Based upon the foregoing, it is HEREBY RECOMMENDED that Defendant's motion for summary judgment be GRANTED;

These Findings and Recommendations are submitted to the United States District Judge assigned to this case, pursuant to the provisions of 28 U.S.C. § 636 (b)(1)(B) and Rule 304 of the Local Rules of Practice for the United States District Court, Eastern District of California. Within fourteen (14) days after being served with a copy, any party may file written objections with the court and serve a copy on all parties. Such a document should be captioned "Objections to Magistrate Judge's Findings and Recommendation." The Court will then review the Magistrate Judge's ruling pursuant to 28 U.S.C. § 636 (b)(1)(C). The parties are advised that failure to file objections within the specified time may waive the right to appeal the District Court's order.
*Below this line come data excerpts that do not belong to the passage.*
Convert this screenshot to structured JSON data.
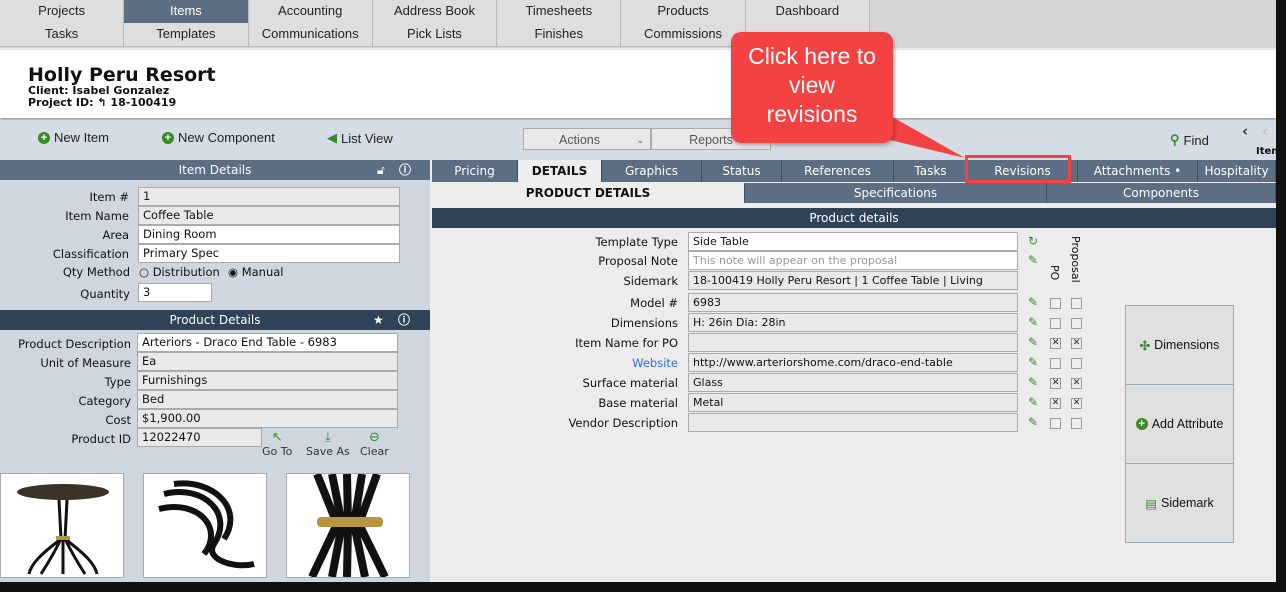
{
  "nav": {
    "row1": [
      "Projects",
      "Items",
      "Accounting",
      "Address Book",
      "Timesheets",
      "Products",
      "Dashboard"
    ],
    "row2": [
      "Tasks",
      "Templates",
      "Communications",
      "Pick Lists",
      "Finishes",
      "Commissions",
      ""
    ],
    "active": "Items"
  },
  "header": {
    "title": "Holly Peru Resort",
    "client": "Client: Isabel Gonzalez",
    "project_id_label": "Project ID:",
    "project_id": "18-100419"
  },
  "toolbar": {
    "new_item": "New Item",
    "new_component": "New Component",
    "list_view": "List View",
    "actions": "Actions",
    "reports": "Reports",
    "find": "Find",
    "item_label": "Item"
  },
  "item_details": {
    "title": "Item Details",
    "fields": [
      {
        "label": "Item #",
        "value": "1"
      },
      {
        "label": "Item Name",
        "value": "Coffee Table"
      },
      {
        "label": "Area",
        "value": "Dining Room"
      },
      {
        "label": "Classification",
        "value": "Primary Spec"
      }
    ],
    "qty_method_label": "Qty Method",
    "qty_options": [
      "Distribution",
      "Manual"
    ],
    "qty_selected": "Manual",
    "quantity_label": "Quantity",
    "quantity": "3"
  },
  "product_details_left": {
    "title": "Product Details",
    "fields": [
      {
        "label": "Product Description",
        "value": "Arteriors - Draco End Table - 6983"
      },
      {
        "label": "Unit of Measure",
        "value": "Ea"
      },
      {
        "label": "Type",
        "value": "Furnishings"
      },
      {
        "label": "Category",
        "value": "Bed"
      },
      {
        "label": "Cost",
        "value": "$1,900.00"
      },
      {
        "label": "Product ID",
        "value": "12022470"
      }
    ],
    "go_to": "Go To",
    "save_as": "Save As",
    "clear": "Clear"
  },
  "tabs": [
    "Pricing",
    "DETAILS",
    "Graphics",
    "Status",
    "References",
    "Tasks",
    "Revisions",
    "Attachments •",
    "Hospitality"
  ],
  "active_tab": "DETAILS",
  "subtabs": [
    "PRODUCT DETAILS",
    "Specifications",
    "Components"
  ],
  "product_details": {
    "title": "Product details",
    "col_po": "PO",
    "col_proposal": "Proposal",
    "rows": [
      {
        "label": "Template Type",
        "value": "Side Table",
        "placeholder": ""
      },
      {
        "label": "Proposal Note",
        "value": "",
        "placeholder": "This note will appear on the proposal"
      },
      {
        "label": "Sidemark",
        "value": "18-100419 Holly Peru Resort | 1 Coffee Table | Living"
      },
      {
        "label": "Model #",
        "value": "6983",
        "po": false,
        "proposal": false
      },
      {
        "label": "Dimensions",
        "value": "H: 26in  Dia: 28in",
        "po": false,
        "proposal": false
      },
      {
        "label": "Item Name for PO",
        "value": "",
        "po": true,
        "proposal": true
      },
      {
        "label": "Website",
        "value": "http://www.arteriorshome.com/draco-end-table",
        "po": false,
        "proposal": false,
        "link": true
      },
      {
        "label": "Surface material",
        "value": "Glass",
        "po": true,
        "proposal": true
      },
      {
        "label": "Base material",
        "value": "Metal",
        "po": true,
        "proposal": true
      },
      {
        "label": "Vendor Description",
        "value": "",
        "po": false,
        "proposal": false
      }
    ]
  },
  "side_buttons": [
    "Dimensions",
    "Add Attribute",
    "Sidemark"
  ],
  "callout": {
    "text": "Click here to view revisions",
    "color": "#f44242"
  },
  "colors": {
    "nav_active": "#5b6e84",
    "dark_bar": "#2f4257",
    "green_icon": "#3a8a2a",
    "link": "#2a6fd6"
  }
}
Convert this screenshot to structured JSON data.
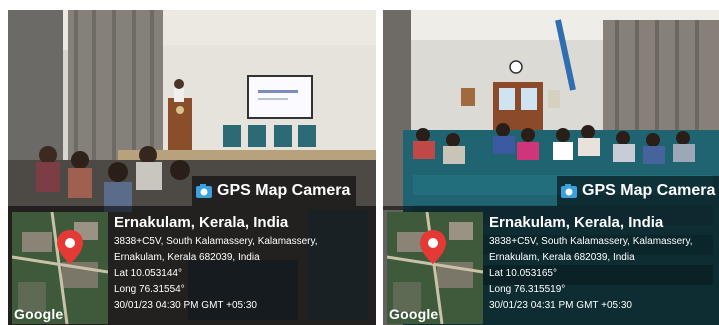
{
  "photos": [
    {
      "camera_label": "GPS Map Camera",
      "location_title": "Ernakulam, Kerala, India",
      "address_line1": "3838+C5V, South Kalamassery, Kalamassery,",
      "address_line2": "Ernakulam, Kerala 682039, India",
      "latitude": "Lat 10.053144°",
      "longitude": "Long 76.31554°",
      "timestamp": "30/01/23 04:30 PM GMT +05:30",
      "map_brand": "Google"
    },
    {
      "camera_label": "GPS Map Camera",
      "location_title": "Ernakulam, Kerala, India",
      "address_line1": "3838+C5V, South Kalamassery, Kalamassery,",
      "address_line2": "Ernakulam, Kerala 682039, India",
      "latitude": "Lat 10.053165°",
      "longitude": "Long 76.315519°",
      "timestamp": "30/01/23 04:31 PM GMT +05:30",
      "map_brand": "Google"
    }
  ],
  "colors": {
    "overlay": "#000000",
    "map_pin": "#e53935",
    "chairs": "#1f6f7a"
  },
  "icons": [
    "camera-icon",
    "map-pin-icon"
  ]
}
Martinez v. Ylst, 951 F.2d 1153 (9th Cir. 1991).

IT IS SO ORDERED.

FootNotes


1. Plaintiff contends that this fact is disputed, but cites no evidence and makes no argument which contradicts this fact.
2. Plaintiff contends that this fact is disputed, but cites no evidence and makes no argument which contradicts this fact. Plaintiff does note that the EEOC complaint was not received until September 14, 2011.
3. Plaintiff disputes Defendant's contention that Plaintiff has not applied for work "because of her medical restrictions." Instead, Plaintiff contends that Plaintiff has not applied for work because "[s]he simply questions who will hire her if she has to present these restrictions to a new employer."
4. Plaintiff contends that this fact is disputed, but cites no evidence and makes no argument which contradicts this fact. Plaintiff merely argues that the fact is immaterial, which is not the case, as discussed in more detail below, because the reasons Plaintiff has not applied to work speak to whether she was capable of working. Moreover, in analyzing whether a fact is disputed, the Court looks to whether there is any evidence that contradicts the fact, not whether the fact is immaterial or relevant.
5. Claims for disability benefits do not automatically preclude claims for disability discrimination, but a plaintiff's prior representations on benefits applications are relevant in the discrimination context and "may be so strong and definitive that they will defeat the plaintiff's prima facie case on traditional summary judgment grounds." Johnson v. State, Oregon Dept. of Human Resources, Rehabilitation Div., 141 F.3d 1361, 1368-69 (9th Cir. 1998).
6. For example, Plaintiff raised a hearsay objection to Biagas' statement that "Stockers are assigned to specific aisles of the warehouse and handle merchandise from only their assigned aisles." (Pl. Leticia Ceja-Corona's Obj. to Evid. in Opp'n to Def.'s Mot. for Summ J. or, in the Alternative, Partial Summ. J. 3:25-28, ECF No. 33.4.) There is no reference to any statement made by anyone other than Biagas in that statement.